Infarct expansion can occur after myocardial infarction (MI), which leads to adverse left ventricular (LV) remodeling and failure. An imbalance between matrix metalloproteinase (MMP) induction and tissue inhibitors of MMPs (TIMPs) can accelerate this process. Past studies have shown different biologic effects of TIMP-3, which may depend upon specific domains within the TIMP-3 molecule. This study tested the hypothesis that differential effects of direct myocardial injections of either a full-length recombinant TIMP-3 (F-TIMP-3) or a truncated form encompassing the N-terminal region (N-TIMP-3) could be identified post-MI. MI was induced in pigs that were randomized for MI injections (30 mg) and received targeted injections within the MI region of F-TIMP-3 ( = 8), N-TIMP-3 ( = 9), or saline injection (MI-only, = 11). At 14 days post-MI, LV ejection fraction fell post-MI but remained higher in both TIMP-3 groups. Tumor necrosis factor and interleukin-10 mRNA increased by over 10-fold in the MI-only and N-TIMP-3 groups but were reduced with F-TIMP-3 at this post-MI time point. Direct MI injection of either a full-length or truncated form of TIMP-3 is sufficient to favorably alter the course of post-MI remodeling. The functional and differential relevance of TIMP-3 domains has been established in vivo since the TIMP-3 constructs demonstrated different MMP/cytokine expression profiles. These translational studies identify a unique and more specific therapeutic strategy to alter the course of LV remodeling and dysfunction after MI. SIGNIFICANCE STATEMENT: Using different formulations of tissue inhibitor of matrix metalloproteinase-3 (TIMP-3), when injected into the myocardial infarction (MI) region, slowed the progression of indices of left ventricular (LV) failure, suggesting that the N terminus of TIMP-3 is sufficient to attenuate early adverse functional events post-MI. Injections of full-length recombinant TIMP-3, but not of the N-terminal region of TIMP-3, reduced relative indices of inflammation at the mRNA level, suggesting that the C-terminal region affects other biological pathways. These unique proof-of-concept studies demonstrate the feasibility of using recombinant small molecules to selectively interrupt adverse LV remodeling post-MI.
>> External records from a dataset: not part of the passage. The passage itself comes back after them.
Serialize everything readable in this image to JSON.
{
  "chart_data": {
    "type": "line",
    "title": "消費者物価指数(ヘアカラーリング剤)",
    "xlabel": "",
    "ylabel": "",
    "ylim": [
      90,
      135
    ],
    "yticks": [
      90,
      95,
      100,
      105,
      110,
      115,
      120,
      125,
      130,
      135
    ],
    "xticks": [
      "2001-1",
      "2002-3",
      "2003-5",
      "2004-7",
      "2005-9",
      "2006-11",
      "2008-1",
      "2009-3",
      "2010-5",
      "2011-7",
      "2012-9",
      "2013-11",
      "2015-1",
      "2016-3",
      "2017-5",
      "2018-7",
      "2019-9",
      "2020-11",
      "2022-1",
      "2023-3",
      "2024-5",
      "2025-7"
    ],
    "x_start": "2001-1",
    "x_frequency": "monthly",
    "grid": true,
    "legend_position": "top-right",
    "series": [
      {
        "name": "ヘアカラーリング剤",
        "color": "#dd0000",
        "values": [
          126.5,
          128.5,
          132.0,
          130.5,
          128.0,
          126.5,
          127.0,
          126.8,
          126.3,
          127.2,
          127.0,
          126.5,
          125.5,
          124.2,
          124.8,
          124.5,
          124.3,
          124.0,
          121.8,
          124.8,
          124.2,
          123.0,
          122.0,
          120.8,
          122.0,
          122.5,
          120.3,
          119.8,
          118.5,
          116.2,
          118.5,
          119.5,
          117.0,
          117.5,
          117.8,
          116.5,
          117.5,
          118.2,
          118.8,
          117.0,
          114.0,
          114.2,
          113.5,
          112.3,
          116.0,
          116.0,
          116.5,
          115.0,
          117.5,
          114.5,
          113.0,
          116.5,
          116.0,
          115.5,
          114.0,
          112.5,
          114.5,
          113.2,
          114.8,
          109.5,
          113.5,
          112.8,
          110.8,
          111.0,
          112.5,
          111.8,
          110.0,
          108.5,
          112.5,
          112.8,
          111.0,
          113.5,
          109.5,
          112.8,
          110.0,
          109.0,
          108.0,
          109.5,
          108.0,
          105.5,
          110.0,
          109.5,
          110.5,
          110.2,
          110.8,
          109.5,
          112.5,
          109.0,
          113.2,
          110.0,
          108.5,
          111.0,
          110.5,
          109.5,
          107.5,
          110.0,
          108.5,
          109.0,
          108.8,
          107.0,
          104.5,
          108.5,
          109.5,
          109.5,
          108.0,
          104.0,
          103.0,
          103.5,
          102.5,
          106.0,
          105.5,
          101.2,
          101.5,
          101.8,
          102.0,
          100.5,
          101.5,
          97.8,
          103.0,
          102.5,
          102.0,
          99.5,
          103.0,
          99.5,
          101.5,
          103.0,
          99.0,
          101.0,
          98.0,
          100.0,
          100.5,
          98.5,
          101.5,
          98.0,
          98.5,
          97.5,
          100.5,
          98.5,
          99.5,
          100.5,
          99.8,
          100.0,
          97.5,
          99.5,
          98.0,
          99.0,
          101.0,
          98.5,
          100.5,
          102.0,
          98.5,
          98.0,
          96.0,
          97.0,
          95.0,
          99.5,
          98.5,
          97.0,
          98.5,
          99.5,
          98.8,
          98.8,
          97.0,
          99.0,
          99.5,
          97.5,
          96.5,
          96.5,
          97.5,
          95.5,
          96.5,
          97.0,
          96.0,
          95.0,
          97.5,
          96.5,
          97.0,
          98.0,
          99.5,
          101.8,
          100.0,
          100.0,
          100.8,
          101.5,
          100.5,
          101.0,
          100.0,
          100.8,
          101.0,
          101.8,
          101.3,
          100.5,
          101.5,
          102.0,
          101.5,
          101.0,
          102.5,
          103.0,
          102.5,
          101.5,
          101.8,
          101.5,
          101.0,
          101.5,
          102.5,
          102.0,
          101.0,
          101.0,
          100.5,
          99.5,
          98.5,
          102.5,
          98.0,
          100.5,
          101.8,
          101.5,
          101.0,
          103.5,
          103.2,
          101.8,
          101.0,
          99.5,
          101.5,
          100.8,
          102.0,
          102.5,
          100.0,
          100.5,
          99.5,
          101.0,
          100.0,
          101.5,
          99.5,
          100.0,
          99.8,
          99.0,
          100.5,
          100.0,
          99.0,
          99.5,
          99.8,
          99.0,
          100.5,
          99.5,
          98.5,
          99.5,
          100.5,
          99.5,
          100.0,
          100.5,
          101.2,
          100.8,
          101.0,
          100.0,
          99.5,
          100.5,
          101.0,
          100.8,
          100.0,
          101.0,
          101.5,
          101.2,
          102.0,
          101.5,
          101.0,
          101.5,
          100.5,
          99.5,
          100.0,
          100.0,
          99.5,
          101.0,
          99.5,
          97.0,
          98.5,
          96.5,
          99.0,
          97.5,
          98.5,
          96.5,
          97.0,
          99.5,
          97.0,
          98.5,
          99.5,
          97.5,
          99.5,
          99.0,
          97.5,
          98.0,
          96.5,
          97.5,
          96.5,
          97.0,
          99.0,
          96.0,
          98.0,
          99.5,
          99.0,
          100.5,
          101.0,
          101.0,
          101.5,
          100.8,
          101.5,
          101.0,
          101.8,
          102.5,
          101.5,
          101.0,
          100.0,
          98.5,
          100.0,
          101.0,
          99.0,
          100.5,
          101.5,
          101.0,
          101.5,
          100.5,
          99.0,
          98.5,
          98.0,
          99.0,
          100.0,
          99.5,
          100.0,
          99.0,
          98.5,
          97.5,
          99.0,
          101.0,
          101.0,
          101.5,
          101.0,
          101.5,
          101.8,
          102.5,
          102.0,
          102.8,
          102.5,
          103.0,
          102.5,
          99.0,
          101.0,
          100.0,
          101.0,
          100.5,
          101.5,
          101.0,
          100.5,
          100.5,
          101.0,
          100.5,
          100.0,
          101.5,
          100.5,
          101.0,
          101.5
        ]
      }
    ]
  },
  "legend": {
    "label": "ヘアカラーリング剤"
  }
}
梗塞扩张可能发生在心肌梗死 (MI) 之后,这会导致左心室 (LV) 不良重塑和衰竭。基质金属蛋白酶 (MMP) 诱导与基质金属蛋白酶抑制剂 (TIMP) 之间的不平衡会加速这一过程。过去的研究表明 TIMP-3 具有不同的生物学效应,这可能取决于 TIMP-3 分子中的特定结构域。本研究检验了这样一个假设,即在 MI 后可以确定直接心肌注射全长重组 TIMP-3 (F-TIMP-3) 或包含 N 端区域的截断形式 (N-TIMP-3) 的差异效应。将 MI 诱导到猪中,随机进行 MI 注射 (30mg),并在 MI 区域内进行靶向注射,F-TIMP-3 ( = 8)、N-TIMP-3 ( = 9) 或生理盐水注射 (仅 MI, = 11)。在 MI 后 14 天,LV 射血分数在 MI 后下降,但在 TIMP-3 两组中仍较高。肿瘤坏死因子和白细胞介素-10 mRNA 在仅 MI 和 N-TIMP-3 组中增加了 10 倍以上,但在此时点用 F-TIMP-3 降低。直接 MI 注射全长或截断形式的 TIMP-3 足以有利地改变 MI 后重塑的过程。TIMP-3 结构域的功能和差异相关性已在体内得到确立,因为 TIMP-3 构建体表现出不同的 MMP/细胞因子表达谱。这些转化研究确定了一种独特且更具特异性的治疗策略,可改变 MI 后 LV 重塑和功能障碍的进程。意义陈述:使用组织抑制剂基质金属蛋白酶-3 (TIMP-3) 的不同配方,当注射到心肌梗死 (MI) 区域时,会减缓左心室 (LV) 衰竭指数的进展,表明 TIMP-3 的 N 端足以减轻 MI 后早期的不良功能事件。全长重组 TIMP-3 的注射,但不是 TIMP-3 的 N 端区域的注射,在 mRNA 水平上降低了相对炎症指数,表明 C 端区域影响其他生物学途径。这些独特的概念验证研究表明,使用重组小分子选择性中断 MI 后不良的 LV 重塑是可行的。